A settlor may retain the power to control certain action of the trustee and the trustee must comply with the exercise of such power unless to do so would violate the terms of the trust or a fiduciary duty imposed upon it by law. The power may be one for the benefit of the beneficiaries in general or it may be for the sole benefit of the person who holds the power. In the former case, the trustee is under a duty to refuse compliance with an attempted exercise of the power which violates the holder's fiduciary obligation to the beneficiaries. Restatement of the Law of Trusts, Sec. 185(e). If the power is solely for the benefit of the holder, the trustee's only duty is to ascertain whether the attempted exercise is within the terms of the trust. Chandler v. Commissioner of Internal Revenue, 3 Cir., 1941, 119 F.2d 623; Restatement of the Law of Trusts, Sect. 185(d). To be exercisable for the sole benefit of the settlor, the power must be express and unambiguous; it cannot be implied.

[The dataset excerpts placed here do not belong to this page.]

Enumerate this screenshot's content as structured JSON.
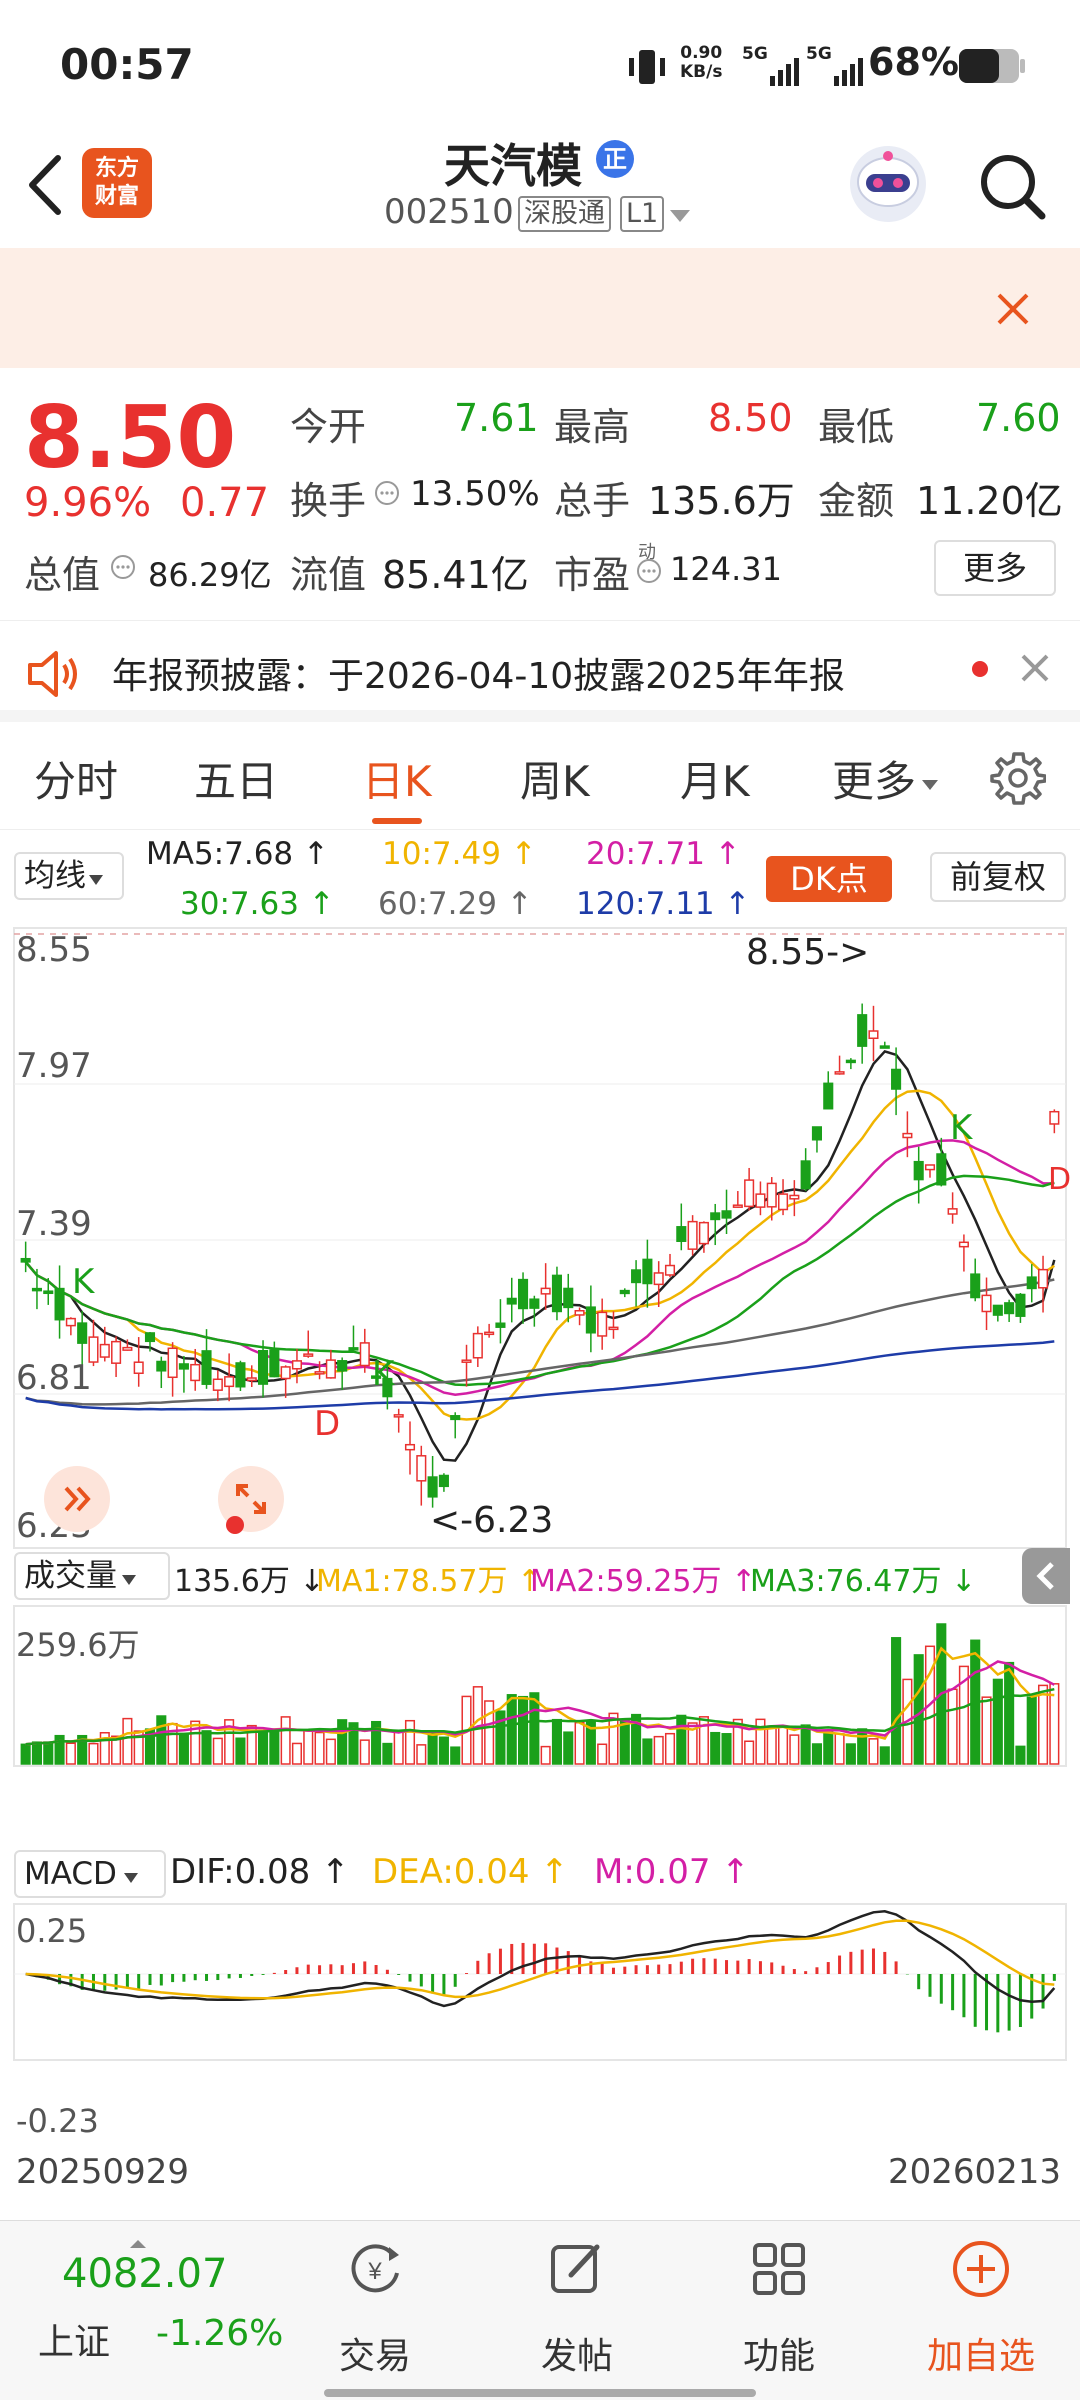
{
  "status_bar": {
    "time": "00:57",
    "net_speed_top": "0.90",
    "net_speed_bottom": "KB/s",
    "sig1": "5G",
    "sig2": "5G",
    "battery": "68%"
  },
  "header": {
    "logo_line1": "东方",
    "logo_line2": "财富",
    "stock_name": "天汽模",
    "badge": "正",
    "stock_code": "002510",
    "tag1": "深股通",
    "tag2": "L1"
  },
  "quote": {
    "price": "8.50",
    "pct": "9.96%",
    "change": "0.77",
    "open_label": "今开",
    "open": "7.61",
    "high_label": "最高",
    "high": "8.50",
    "low_label": "最低",
    "low": "7.60",
    "turnover_label": "换手",
    "turnover": "13.50%",
    "volume_label": "总手",
    "volume": "135.6万",
    "amount_label": "金额",
    "amount": "11.20亿",
    "mktcap_label": "总值",
    "mktcap": "86.29亿",
    "float_label": "流值",
    "float_cap": "85.41亿",
    "pe_label": "市盈",
    "pe_sup": "动",
    "pe": "124.31",
    "more_button": "更多"
  },
  "notice": {
    "text": "年报预披露：于2026-04-10披露2025年年报"
  },
  "tabs": [
    "分时",
    "五日",
    "日K",
    "周K",
    "月K",
    "更多"
  ],
  "ma_legend": {
    "selector": "均线",
    "ma5": "MA5:7.68 ↑",
    "ma10": "10:7.49 ↑",
    "ma20": "20:7.71 ↑",
    "ma30": "30:7.63 ↑",
    "ma60": "60:7.29 ↑",
    "ma120": "120:7.11 ↑",
    "dk_button": "DK点",
    "adjust_button": "前复权"
  },
  "kline": {
    "y_top": "8.55",
    "y_2": "7.97",
    "y_3": "7.39",
    "y_4": "6.81",
    "y_bottom": "6.23",
    "high_annot": "8.55->",
    "low_annot": "<-6.23",
    "k1": "K",
    "k2": "K",
    "k3": "K",
    "d1": "D",
    "d2": "D"
  },
  "volume_legend": {
    "selector": "成交量",
    "vol": "135.6万 ↓",
    "ma1": "MA1:78.57万 ↑",
    "ma2": "MA2:59.25万 ↑",
    "ma3": "MA3:76.47万 ↓",
    "y_top": "259.6万"
  },
  "macd_legend": {
    "selector": "MACD",
    "dif": "DIF:0.08 ↑",
    "dea": "DEA:0.04 ↑",
    "m": "M:0.07 ↑",
    "y_top": "0.25",
    "y_bottom": "-0.23"
  },
  "dates": {
    "start": "20250929",
    "end": "20260213"
  },
  "bottom_nav": {
    "index_value": "4082.07",
    "index_name": "上证",
    "index_pct": "-1.26%",
    "trade": "交易",
    "post": "发帖",
    "func": "功能",
    "watch": "加自选"
  },
  "colors": {
    "up": "#e8312f",
    "down": "#1aa01a",
    "accent": "#e8541e",
    "ma5": "#222222",
    "ma10": "#f0b400",
    "ma20": "#d31fa5",
    "ma30": "#1aa01a",
    "ma60": "#666666",
    "ma120": "#1e3ca8"
  }
}
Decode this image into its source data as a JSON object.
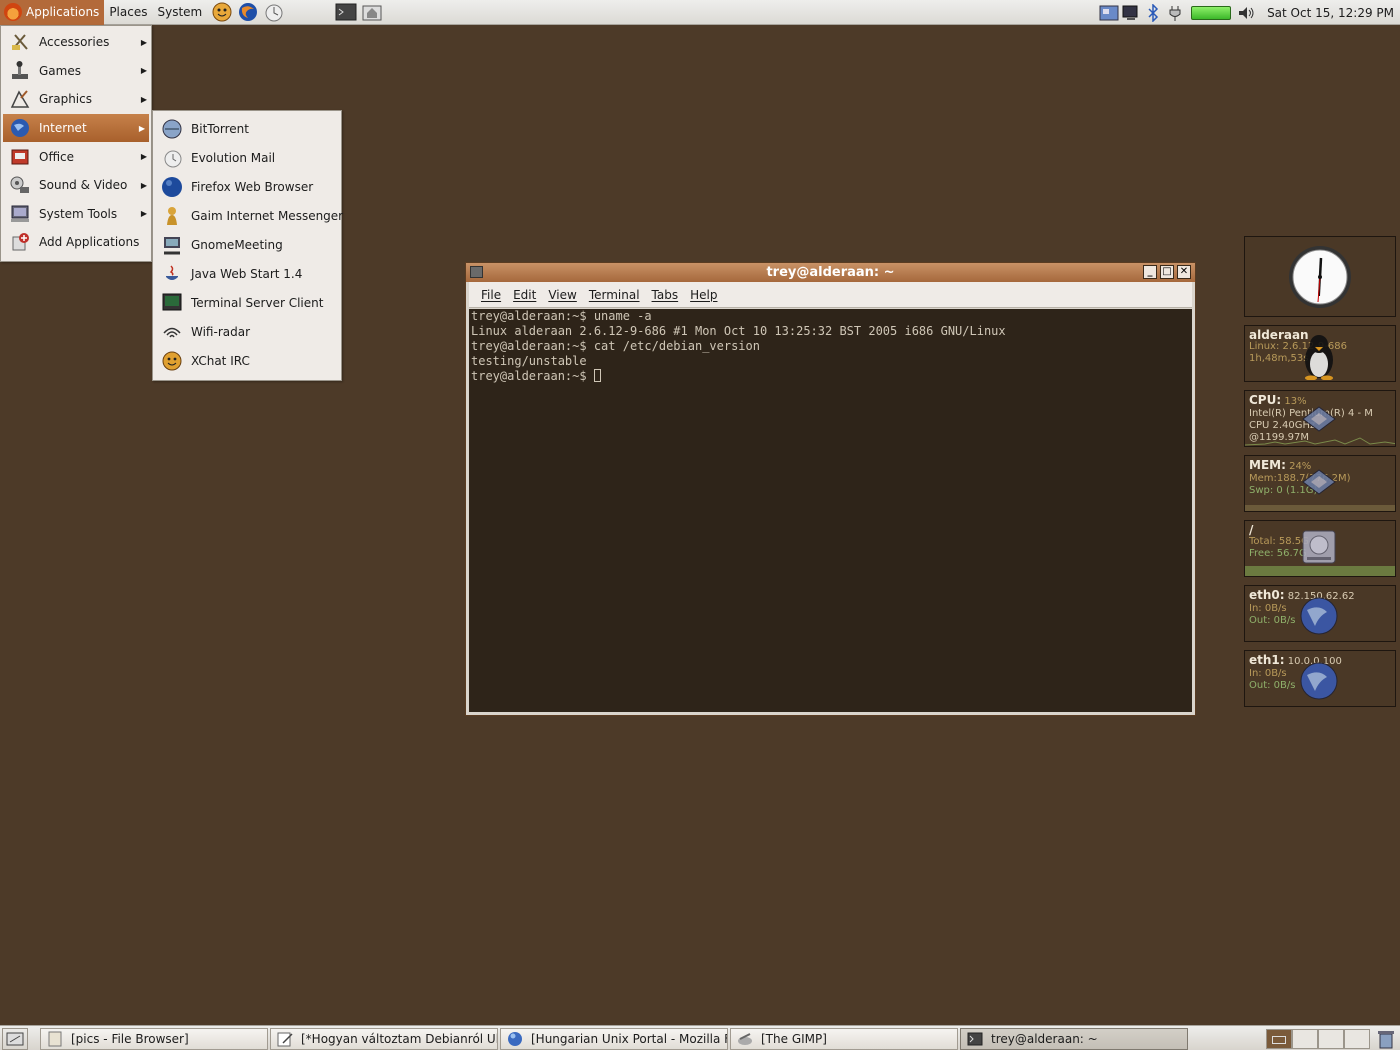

This distinguishes the Chandler case and the case of Commonwealth Trust Co. of Pittsburgh v. Driscoll, D.C., 50 F Supp. 949, affirmed 3 Cir., 137 F.2d 653 certiorari denied 321 U.S. 764, 64 S. Ct. 521, relied upon by the defendant. The language expressly incorporated in the instruments in those cases was equivalent to what the defendant suggests the settlor here could have employed under his reserved power to amend the third paragraph. Taxability resulted from the express reservation of a power clearly within 302(d). But no such power was expressly reserved here. Especially when read in conjunction with the sixth paragraph
it is clear that the express power to amend retained in the third paragraph was not for the settlor's own benefit but merely to permit him to change the investments for the benefit of the named beneficiaries. Nor can a beneficial power be implied for the reasons stated. Downe v. Commissioner of Internal Revenue, November 2, 1943, 2 T.C. 967, and cases cited; Maloy v. Commissioner of Internal Revenue, 45 B.T.A. 1104; Carrier v. Carrier, 226 N.Y. 114, 123 N.E. 135; Osborn v. Bankers Trust Company, 168 Misc. 392, 5 N.Y.S.2d 211.
The trust property is not an interest within Section 302(d) and is not taxable thereunder.
The plaintiff's motion for summary judgment is granted and that of the defendant is denied. Settle order on notice.